Prof. Winfried Nerdinger über die Ausstellung zur TUM-Geschichte im NS-Dokumentationszentrum
„Die THM hat das NS-Regime mitgetragen“
Unmittelbar nach der Machtergreifung der Nationalsozialisten 1933 organisierten Studenten der THM Kampagnen gegen jüdische und politisch andersdenkende Professoren. Hatte die NSDAP viele Anhänger an der Hochschule?
Ab 1930 war der Nationalsozialistische Deutsche Studentenbund bei den Hochschulwahlen die stärkste Gruppe. 1933 haben diese Studenten sofort ihr ganzes Gewicht eingebracht, um die Nazifizierung der Hochschule voranzutreiben.

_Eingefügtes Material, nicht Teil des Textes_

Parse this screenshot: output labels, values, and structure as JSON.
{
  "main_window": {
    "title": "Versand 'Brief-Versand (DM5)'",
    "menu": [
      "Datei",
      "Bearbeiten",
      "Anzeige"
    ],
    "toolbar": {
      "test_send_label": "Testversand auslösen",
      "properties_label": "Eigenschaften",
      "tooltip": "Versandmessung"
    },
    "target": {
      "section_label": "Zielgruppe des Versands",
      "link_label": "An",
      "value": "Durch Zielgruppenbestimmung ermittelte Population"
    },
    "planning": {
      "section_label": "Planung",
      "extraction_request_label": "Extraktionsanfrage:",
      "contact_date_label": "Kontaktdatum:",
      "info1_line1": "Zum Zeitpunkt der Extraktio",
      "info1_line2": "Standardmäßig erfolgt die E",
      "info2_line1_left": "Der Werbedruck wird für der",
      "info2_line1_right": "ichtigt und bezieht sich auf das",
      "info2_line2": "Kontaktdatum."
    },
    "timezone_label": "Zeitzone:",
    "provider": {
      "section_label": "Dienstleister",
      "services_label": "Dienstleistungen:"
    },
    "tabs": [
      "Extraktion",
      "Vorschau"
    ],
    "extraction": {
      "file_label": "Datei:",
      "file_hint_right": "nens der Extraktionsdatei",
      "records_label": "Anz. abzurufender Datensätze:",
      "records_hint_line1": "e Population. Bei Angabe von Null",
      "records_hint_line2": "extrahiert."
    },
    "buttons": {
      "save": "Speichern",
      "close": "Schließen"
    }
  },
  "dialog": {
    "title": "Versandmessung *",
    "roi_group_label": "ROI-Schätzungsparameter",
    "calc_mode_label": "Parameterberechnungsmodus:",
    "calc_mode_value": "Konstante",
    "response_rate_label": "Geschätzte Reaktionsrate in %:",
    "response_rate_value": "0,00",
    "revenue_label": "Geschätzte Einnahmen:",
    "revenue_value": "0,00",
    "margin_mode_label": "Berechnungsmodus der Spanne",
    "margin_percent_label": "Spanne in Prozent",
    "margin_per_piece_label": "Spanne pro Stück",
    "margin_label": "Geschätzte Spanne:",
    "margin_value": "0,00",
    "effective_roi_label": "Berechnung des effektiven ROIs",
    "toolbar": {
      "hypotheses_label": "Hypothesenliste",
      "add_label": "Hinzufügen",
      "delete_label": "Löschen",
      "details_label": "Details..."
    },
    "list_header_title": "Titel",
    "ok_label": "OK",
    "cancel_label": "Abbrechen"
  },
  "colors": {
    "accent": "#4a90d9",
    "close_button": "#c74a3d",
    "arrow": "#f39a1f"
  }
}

Sie haben Professoren persönlich ganz massiv unter Druck gesetzt, mit Plakataktionen und indem sie Vorlesungen gestört haben. Christian Prinz, der angegriffen wurde, da er in der Räterepublik im Hochschulrat mitgearbeitet hatte, hielt dies psychisch nicht aus. Er erkrankte an einem Magengeschwür und starb bei einer Notoperation – gewissermaßen das erste Opfer.
Auch die Machthaber selbst gingen schon im ersten Jahr gegen Hochschullehrer vor.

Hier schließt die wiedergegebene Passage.